Я обнаружил, что голоса уже не такие низкие и звуки тянутся меньше. Я сжал голову руками и потряс ею.

– Я попытался выдавить из себя хоть какой-нибудь звук и мне почти удалось. Но в сухом горле звуки превратились в колючий песок, я закашлялся судорожно, взахлеб. Увидел перед лицом фляжку, схватил, торопливо стал из неё глотать.

– Спасибо, – удалось мне выдохнуть, оторвавшись от горлышка.

– Ты кто такой?

Уф, наконец кажется всё встало на свои места. Голос звучал как надо, и слышал я нормально. Всё, да не всё.

– Где я?

– Я спрашиваю, – услышал в ответ. – Ты кто?

Я потёр лоб, изо всех сил пытаясь найти хоть какой-нибудь ответ на этот вопрос.

– Я не помню… Ничего не помню…

– Что собираешься с ним делать? – снова спросил коротко стриженый парень с белыми, как у альбиноса, волосами. Спросил того, кто задавал мне вопросы, старшего, судя по всему.

– А ты что предлагаешь?

– Дальше идти. Мимо.

– Мне кажется, его надо показать Ли́се.

– С какой стати всякого психа тащить к Ли́се?
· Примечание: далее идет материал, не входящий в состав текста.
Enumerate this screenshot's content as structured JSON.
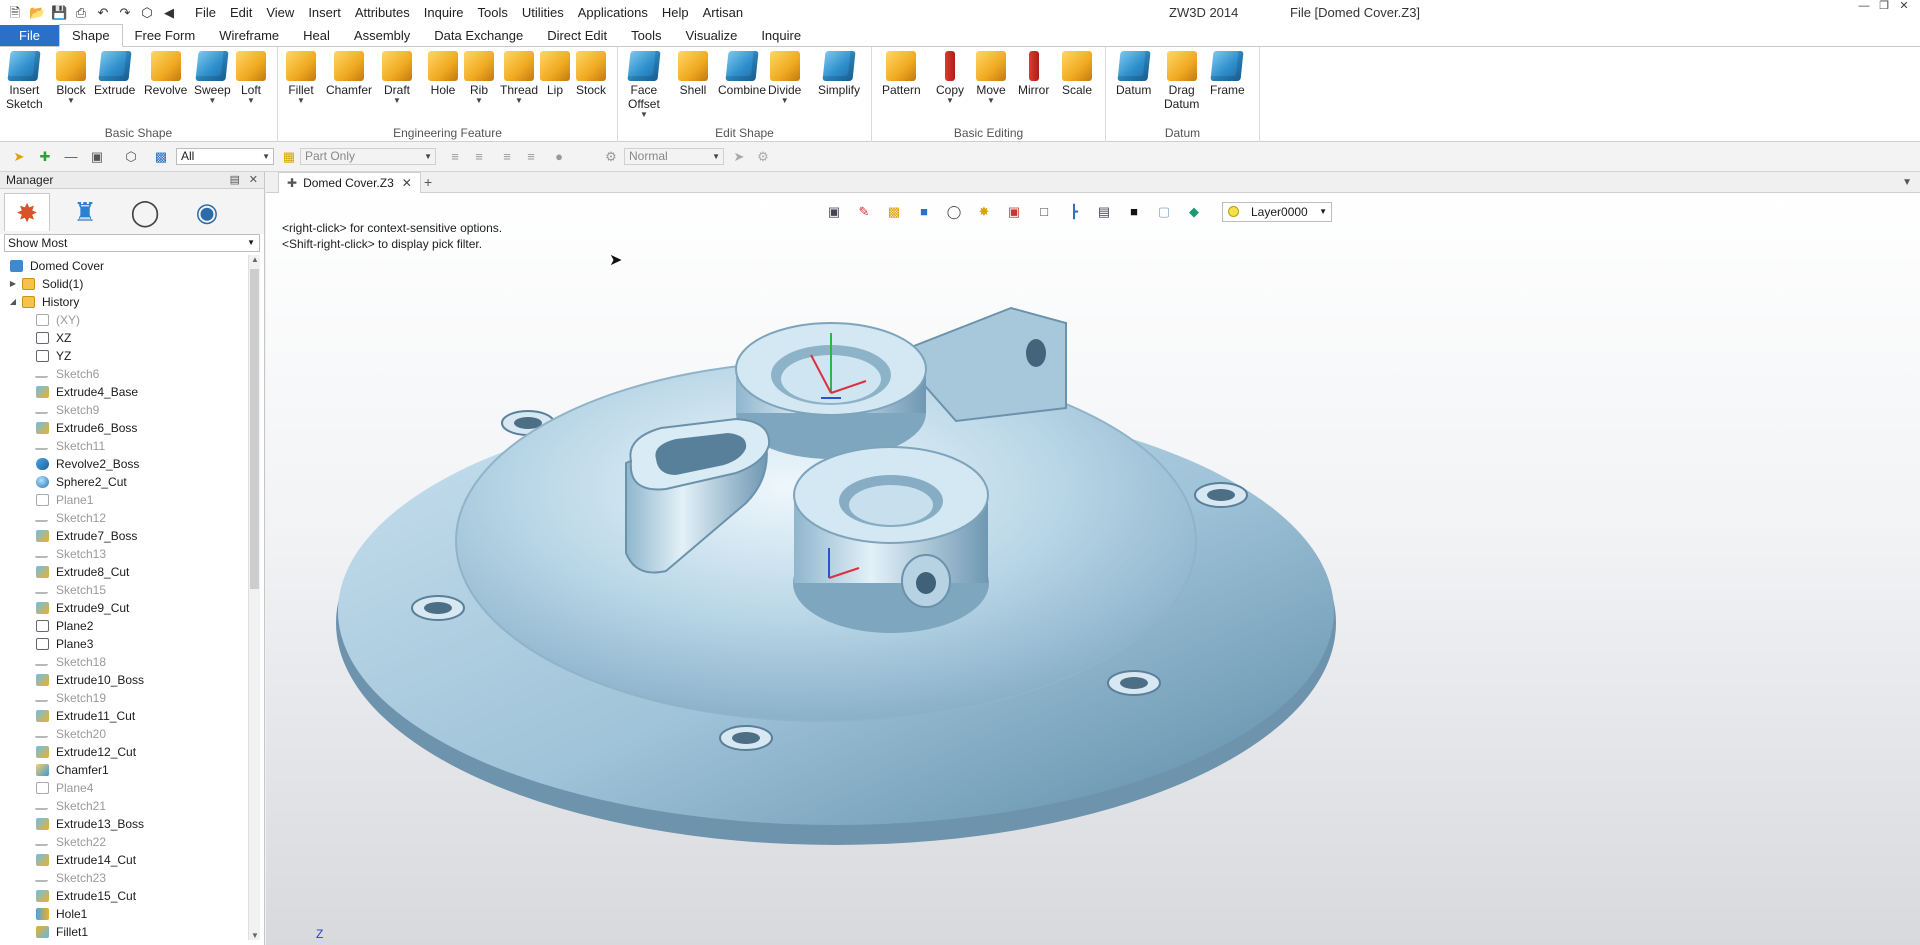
{
  "window": {
    "app_title": "ZW3D 2014",
    "file_title": "File [Domed Cover.Z3]"
  },
  "quick_access": [
    "new-icon",
    "open-icon",
    "save-icon",
    "print-icon",
    "undo-icon",
    "redo-icon",
    "view-icon",
    "back-arrow-icon"
  ],
  "menu": [
    "File",
    "Edit",
    "View",
    "Insert",
    "Attributes",
    "Inquire",
    "Tools",
    "Utilities",
    "Applications",
    "Help",
    "Artisan"
  ],
  "ribbon_tabs": {
    "file": "File",
    "tabs": [
      "Shape",
      "Free Form",
      "Wireframe",
      "Heal",
      "Assembly",
      "Data Exchange",
      "Direct Edit",
      "Tools",
      "Visualize",
      "Inquire"
    ],
    "active": "Shape"
  },
  "ribbon": {
    "groups": [
      {
        "label": "Basic Shape",
        "buttons": [
          {
            "label": "Insert",
            "label2": "Sketch",
            "icon": "insert-sketch-icon"
          },
          {
            "label": "Block",
            "icon": "block-icon",
            "dropdown": true
          },
          {
            "label": "Extrude",
            "icon": "extrude-icon"
          },
          {
            "label": "Revolve",
            "icon": "revolve-icon"
          },
          {
            "label": "Sweep",
            "icon": "sweep-icon",
            "dropdown": true
          },
          {
            "label": "Loft",
            "icon": "loft-icon",
            "dropdown": true
          }
        ]
      },
      {
        "label": "Engineering Feature",
        "buttons": [
          {
            "label": "Fillet",
            "icon": "fillet-icon",
            "dropdown": true
          },
          {
            "label": "Chamfer",
            "icon": "chamfer-icon"
          },
          {
            "label": "Draft",
            "icon": "draft-icon",
            "dropdown": true
          },
          {
            "label": "Hole",
            "icon": "hole-icon"
          },
          {
            "label": "Rib",
            "icon": "rib-icon",
            "dropdown": true
          },
          {
            "label": "Thread",
            "icon": "thread-icon",
            "dropdown": true
          },
          {
            "label": "Lip",
            "icon": "lip-icon"
          },
          {
            "label": "Stock",
            "icon": "stock-icon"
          }
        ]
      },
      {
        "label": "Edit Shape",
        "buttons": [
          {
            "label": "Face",
            "label2": "Offset",
            "icon": "face-offset-icon",
            "dropdown": true
          },
          {
            "label": "Shell",
            "icon": "shell-icon"
          },
          {
            "label": "Combine",
            "icon": "combine-icon"
          },
          {
            "label": "Divide",
            "icon": "divide-icon",
            "dropdown": true
          },
          {
            "label": "Simplify",
            "icon": "simplify-icon"
          }
        ]
      },
      {
        "label": "Basic Editing",
        "buttons": [
          {
            "label": "Pattern",
            "icon": "pattern-icon"
          },
          {
            "label": "Copy",
            "icon": "copy-icon",
            "dropdown": true
          },
          {
            "label": "Move",
            "icon": "move-icon",
            "dropdown": true
          },
          {
            "label": "Mirror",
            "icon": "mirror-icon"
          },
          {
            "label": "Scale",
            "icon": "scale-icon"
          }
        ]
      },
      {
        "label": "Datum",
        "buttons": [
          {
            "label": "Datum",
            "icon": "datum-icon"
          },
          {
            "label": "Drag",
            "label2": "Datum",
            "icon": "drag-datum-icon"
          },
          {
            "label": "Frame",
            "icon": "frame-icon"
          }
        ]
      }
    ]
  },
  "toolbar": {
    "filter_value": "All",
    "part_value": "Part Only",
    "mode_value": "Normal"
  },
  "manager": {
    "title": "Manager",
    "tabs": [
      "history-tab-icon",
      "assembly-tab-icon",
      "view-tab-icon",
      "render-tab-icon"
    ],
    "filter_value": "Show Most",
    "tree": [
      {
        "label": "Domed Cover",
        "level": 0,
        "icon": "root",
        "dim": false
      },
      {
        "label": "Solid(1)",
        "level": 1,
        "icon": "folder",
        "twisty": "▶",
        "dim": false
      },
      {
        "label": "History",
        "level": 1,
        "icon": "folder",
        "twisty": "◢",
        "dim": false
      },
      {
        "label": "(XY)",
        "level": 2,
        "icon": "plane",
        "dim": true
      },
      {
        "label": "XZ",
        "level": 2,
        "icon": "plane",
        "dim": false
      },
      {
        "label": "YZ",
        "level": 2,
        "icon": "plane",
        "dim": false
      },
      {
        "label": "Sketch6",
        "level": 2,
        "icon": "sketch",
        "dim": true
      },
      {
        "label": "Extrude4_Base",
        "level": 2,
        "icon": "ext",
        "dim": false
      },
      {
        "label": "Sketch9",
        "level": 2,
        "icon": "sketch",
        "dim": true
      },
      {
        "label": "Extrude6_Boss",
        "level": 2,
        "icon": "ext",
        "dim": false
      },
      {
        "label": "Sketch11",
        "level": 2,
        "icon": "sketch",
        "dim": true
      },
      {
        "label": "Revolve2_Boss",
        "level": 2,
        "icon": "rev",
        "dim": false
      },
      {
        "label": "Sphere2_Cut",
        "level": 2,
        "icon": "sph",
        "dim": false
      },
      {
        "label": "Plane1",
        "level": 2,
        "icon": "plane",
        "dim": true
      },
      {
        "label": "Sketch12",
        "level": 2,
        "icon": "sketch",
        "dim": true
      },
      {
        "label": "Extrude7_Boss",
        "level": 2,
        "icon": "ext",
        "dim": false
      },
      {
        "label": "Sketch13",
        "level": 2,
        "icon": "sketch",
        "dim": true
      },
      {
        "label": "Extrude8_Cut",
        "level": 2,
        "icon": "ext",
        "dim": false
      },
      {
        "label": "Sketch15",
        "level": 2,
        "icon": "sketch",
        "dim": true
      },
      {
        "label": "Extrude9_Cut",
        "level": 2,
        "icon": "ext",
        "dim": false
      },
      {
        "label": "Plane2",
        "level": 2,
        "icon": "plane",
        "dim": false
      },
      {
        "label": "Plane3",
        "level": 2,
        "icon": "plane",
        "dim": false
      },
      {
        "label": "Sketch18",
        "level": 2,
        "icon": "sketch",
        "dim": true
      },
      {
        "label": "Extrude10_Boss",
        "level": 2,
        "icon": "ext",
        "dim": false
      },
      {
        "label": "Sketch19",
        "level": 2,
        "icon": "sketch",
        "dim": true
      },
      {
        "label": "Extrude11_Cut",
        "level": 2,
        "icon": "ext",
        "dim": false
      },
      {
        "label": "Sketch20",
        "level": 2,
        "icon": "sketch",
        "dim": true
      },
      {
        "label": "Extrude12_Cut",
        "level": 2,
        "icon": "ext",
        "dim": false
      },
      {
        "label": "Chamfer1",
        "level": 2,
        "icon": "cham",
        "dim": false
      },
      {
        "label": "Plane4",
        "level": 2,
        "icon": "plane",
        "dim": true
      },
      {
        "label": "Sketch21",
        "level": 2,
        "icon": "sketch",
        "dim": true
      },
      {
        "label": "Extrude13_Boss",
        "level": 2,
        "icon": "ext",
        "dim": false
      },
      {
        "label": "Sketch22",
        "level": 2,
        "icon": "sketch",
        "dim": true
      },
      {
        "label": "Extrude14_Cut",
        "level": 2,
        "icon": "ext",
        "dim": false
      },
      {
        "label": "Sketch23",
        "level": 2,
        "icon": "sketch",
        "dim": true
      },
      {
        "label": "Extrude15_Cut",
        "level": 2,
        "icon": "ext",
        "dim": false
      },
      {
        "label": "Hole1",
        "level": 2,
        "icon": "hole",
        "dim": false
      },
      {
        "label": "Fillet1",
        "level": 2,
        "icon": "fil",
        "dim": false
      }
    ]
  },
  "document": {
    "tab_label": "Domed Cover.Z3"
  },
  "viewport": {
    "hint_1": "<right-click> for context-sensitive options.",
    "hint_2": "<Shift-right-click> to display pick filter.",
    "layer_value": "Layer0000",
    "axis_label": "Z",
    "model_color": "#a9cbe0"
  }
}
– Патрик, прикинь, – подал голос человек за моей спиной, – если мы его тут оставим, он, может, выживет. А если с собой вести, куда его потом? А если всё это специально, и привести такого к Ли́се? Чтобы потом на тот свет отправить?

Я обернулся. Голос принадлежал парню лет двадцати пяти, смуглому, худощавому, похожему на итальянца.

– А ты считаешь, вот такой в одиночку выживет? Голый, без оружия?

– Ну, мы тоже не армия спасения, – возразил Итальянец.

– Он странный. С ним что-то случилось, – сказал старший, Патрик.

– Да психический он, вот и всё, – скривил губы Альбинос.

– С нами пойдёт. Кэй, дай ему одеяло.

И я побрёл с этими не очень-то доброжелательными парнями к неведомой Ли́се, которая решит мою судьбу. А пока я радовался возможности завернуться в одеяло. Нагота среди одетых как-то унизительна, что ли. Одеяло было тонкое и лёгкое, но грело на удивление хорошо. От него и от ходьбы я скоро согрелся. Конечно, меня занимали мысли о том, куда меня ведут и что будет. Но эти мысли проходили так, краем. Главное же, что томило меня и мучило: кто я? что со мной случилось? почему ничего не помню? где и почему в таком виде?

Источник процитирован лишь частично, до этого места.